Durano was released from the hospital within a few months, but her skin was still regenerating, and it was months after her release before her vision was partially restored.
“The difficult part, I realize now, isn’t the months in the hospital in the ICU,” Durano said. “I was unconscious for most of that. The hard part is waking up every day and being in pain and to have it hurt to go outside. So it’s the day-to-day endurance that is the hard part. That’s where I have been blessed by the support of community and the prayers of people all over the continent pretty much. It is unbelievable to see the family of God come together like that.”
By the time she was back at school, Durano still faced many difficulties, including not being able to drive or see at night. Brown became a devoted friend. He drove Durano to the places she needed to be or would just sit with her to keep her company.
“Hunter was extremely faithful as a friend in that season of suffering, so that’s what won me over,” Durano said. About six months later, Brown and Durano started dating, but it wasn’t an easy transition. They were friends for so long, it was hard to make the jump to being in a dating relationship, but God worked on both their hearts, revealing what his plan was for them. Brown began to feel called into ministry, and Durano realized she was idolizing missions.

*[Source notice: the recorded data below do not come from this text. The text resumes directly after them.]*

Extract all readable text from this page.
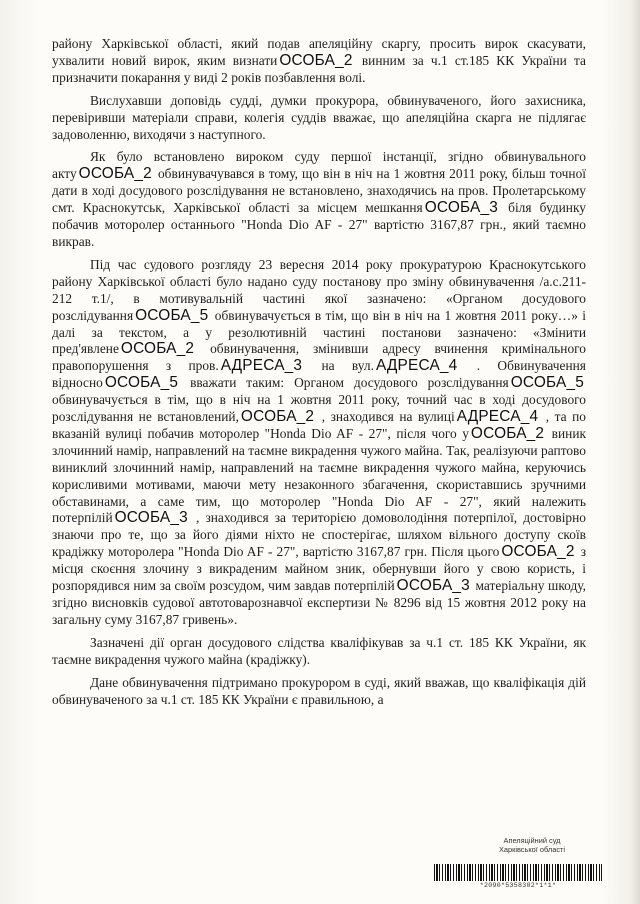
району Харківської області, який подав апеляційну скаргу, просить вирок скасувати, ухвалити новий вирок, яким визнати ОСОБА_2 винним за ч.1 ст.185 КК України та призначити покарання у виді 2 років позбавлення волі.

Вислухавши доповідь судді, думки прокурора, обвинуваченого, його захисника, перевіривши матеріали справи, колегія суддів вважає, що апеляційна скарга не підлягає задоволенню, виходячи з наступного.

Як було встановлено вироком суду першої інстанції, згідно обвинувального акту ОСОБА_2 обвинувачувався в тому, що він в ніч на 1 жовтня 2011 року, більш точної дати в ході досудового розслідування не встановлено, знаходячись на пров. Пролетарському смт. Краснокутськ, Харківської області за місцем мешкання ОСОБА_3 біля будинку побачив моторолер останнього "Honda Dio AF - 27" вартістю 3167,87 грн., який таємно викрав.

Під час судового розгляду 23 вересня 2014 року прокуратурою Краснокутського району Харківської області було надано суду постанову про зміну обвинувачення /а.с.211-212 т.1/, в мотивувальній частині якої зазначено: «Органом досудового розслідування ОСОБА_5 обвинувачується в тім, що він в ніч на 1 жовтня 2011 року…» і далі за текстом, а у резолютивній частині постанови зазначено: «Змінити пред'явлене ОСОБА_2 обвинувачення, змінивши адресу вчинення кримінального правопорушення з пров. АДРЕСА_3 на вул. АДРЕСА_4 . Обвинувачення відносно ОСОБА_5 вважати таким: Органом досудового розслідування ОСОБА_5 обвинувачується в тім, що в ніч на 1 жовтня 2011 року, точний час в ході досудового розслідування не встановлений, ОСОБА_2 , знаходився на вулиці АДРЕСА_4 , та по вказаній вулиці побачив моторолер "Honda Dio AF - 27", після чого у ОСОБА_2 виник злочинний намір, направлений на таємне викрадення чужого майна. Так, реалізуючи раптово виниклий злочинний намір, направлений на таємне викрадення чужого майна, керуючись корисливими мотивами, маючи мету незаконного збагачення, скориставшись зручними обставинами, а саме тим, що мотоpoлер "Honda Dio AF - 27", який належить потерпілій ОСОБА_3 , знаходився за територією домоволодіння потерпілої, достовірно знаючи про те, що за його діями ніхто не спостерігає, шляхом вільного доступу скоїв крадіжку мотоpoлера "Honda Dio AF - 27", вартістю 3167,87 грн. Після цього ОСОБА_2 з місця скоєння злочину з викраденим майном зник, обернувши його у свою користь, і розпорядився ним за своїм розсудом, чим завдав потерпілій ОСОБА_3 матеріальну шкоду, згідно висновків судової автотоварознавчої експертизи № 8296 від 15 жовтня 2012 року на загальну суму 3167,87 гривень».

Зазначені дії орган досудового слідства кваліфікував за ч.1 ст. 185 КК України, як таємне викрадення чужого майна (крадіжку).

Дане обвинувачення підтримано прокурором в суді, який вважав, що кваліфікація дій обвинуваченого за ч.1 ст. 185 КК України є правильною, а

Апеляційний суд
Харківської області
*2090*5358302*1*1*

During their whole relationship, Brown and Durano focused on serving together. They taught first grade at their church, volunteered with a homeless organization and helped plan a kid’s club for a refugee organization.
“Serving is something that Amberle and I have always done together,” Brown said. “It’s really just from becoming Christians and seeing the love shown to us from God that makes us want to serve.”

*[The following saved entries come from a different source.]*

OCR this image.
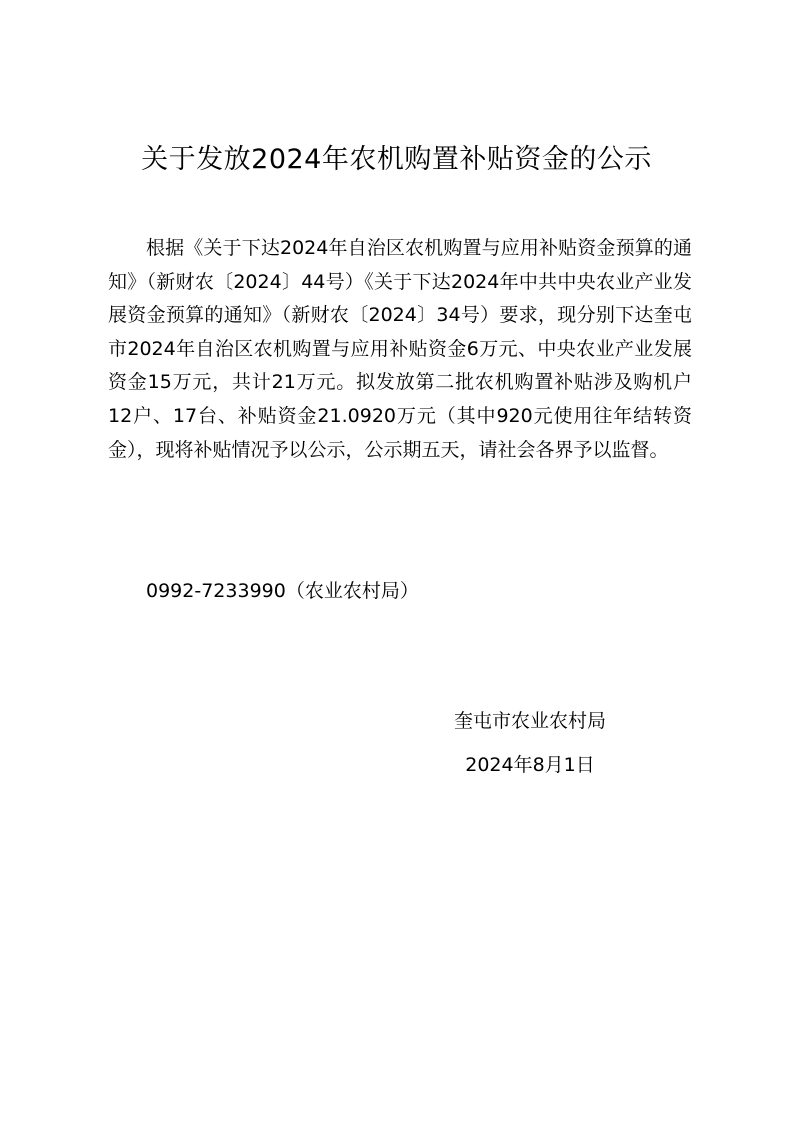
关于发放2024年农机购置补贴资金的公示

根据《关于下达2024年自治区农机购置与应用补贴资金预算的通知》（新财农〔2024〕44号）《关于下达2024年中共中央农业产业发展资金预算的通知》（新财农〔2024〕34号）要求，现分别下达奎屯市2024年自治区农机购置与应用补贴资金6万元、中央农业产业发展资金15万元，共计21万元。拟发放第二批农机购置补贴涉及购机户12户、17台、补贴资金21.0920万元（其中920元使用往年结转资金），现将补贴情况予以公示，公示期五天，请社会各界予以监督。

0992-7233990（农业农村局）
奎屯市农业农村局
2024年8月1日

It wasn’t long before they were engaged.
“I always tell my friends, don’t rule [people] out. Don’t make assumptions; you just never know,” Durano said.
Another thing Durano could not foresee was their future doing mission work as a couple. Brown transitioned out of professional golf, though he still plays and uses golf as a means for ministry, but one month after their wedding, Durano and Brown moved to Baltimore to start a church.
“I’m definitely thrilled about doing the church plant,” Brown said. “It’s going to be very new for us, but it’s a cool opportunity and so very clear that’s where we need to go. It’s been an easy decision because this is what God wants us to do.”
At Buckner Family Pathways, about 10 children gather around Brown as he pulls out a children’s book by Max Lucado. Sitting in Durano’s lap, two girls cuddle close to her as Brown reads the story, encouraging the children to know how special they are to God.
Afterward, they gather at tables to decorate wooden boxes filled with uplifting Bible verses.
Sarah Jones, Buckner ministry engagement coordinator for Dallas, said it was a special time for the children.
“It’s just a constant reminder to our kids that they are loved, valued and important,” she said. “We love giving them the opportunity to feel treasured.”
Outside of actually getting married, Brown and Durano admitted that volunteering at Buckner was their favorite part of their wedding weekend.
“I loved when the kids started to open up and be more comfortable with us, so we felt like they were our friends and were sad when we left,” Brown said. “We were sad to leave them too.”
“It was just a wonderful opportunity and so meaningful to us,” Durano added. “I think it was a great way to set the tone for what we wanted our whole wedding weekend and marriage to be like.”